Let $k$ be a field. Let $B = k[X,Y]$ and $A=k + YB$. So we have the ring extension $ A \subseteq B$. Now I can show that the conductor ideal of $A$ in $B$ is $YB$. So if $Q(A), Q(B)$ are the fraction fields of $A,B$ respectively , then $ A \subseteq B \subseteq Q (A) \subseteq Q(B)$. I am trying to show the following facts about $A$ and $B$:
1) $A$ is normal domain, i.e., $A$ is integrally closed in $Q(A)$.
2) The ideal $YB$ in $A$ has height 2.
3) $ \sqrt {YA}=YB$
I haven't been able to prove any of the four facts fully. For (1) I can see that if $g \in Q(A)$ is integral over $A$, then $g$ is integral over the UFD $B$, so $g \in B$, but I am unable to conclude $g \in A$. For (2), the only thing I can see is that $YB = YB \cap A$ is prime ideal in $A$. I have no idea for (3).
Please help for proving the facts. Thanks in advance.

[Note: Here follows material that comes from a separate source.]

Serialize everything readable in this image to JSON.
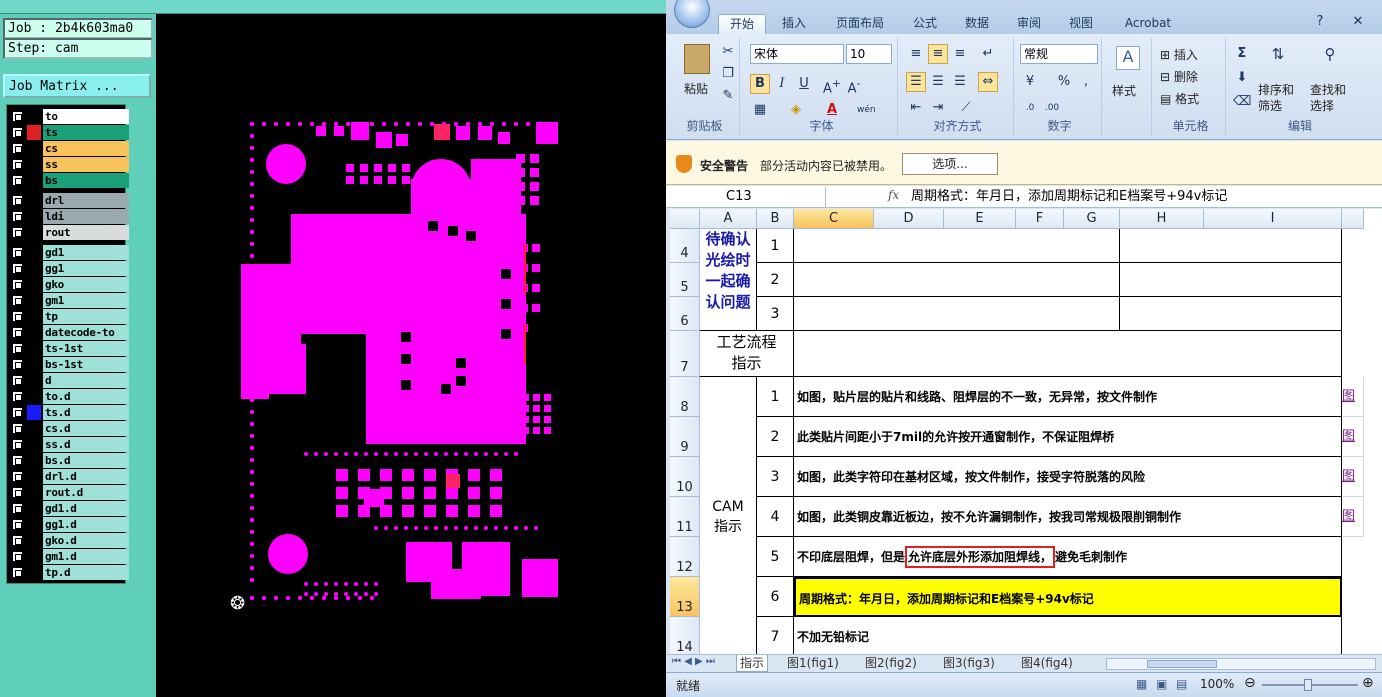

UPDATE ON (1) : Let $g(X,Y) \in B$ be integral over $A$. Now any element $f(X,Y) \in A$ is of the form $a + Y h (X,Y)$ where $a=f(X,0) \in k$. So writing a monic equation for $g$ with coefficients in $A$ and putting $Y=0$ , we see that $g(X,0)$ is constant . Thus $g(X,Y) \in A$ so we are done. I hope this proof is correct.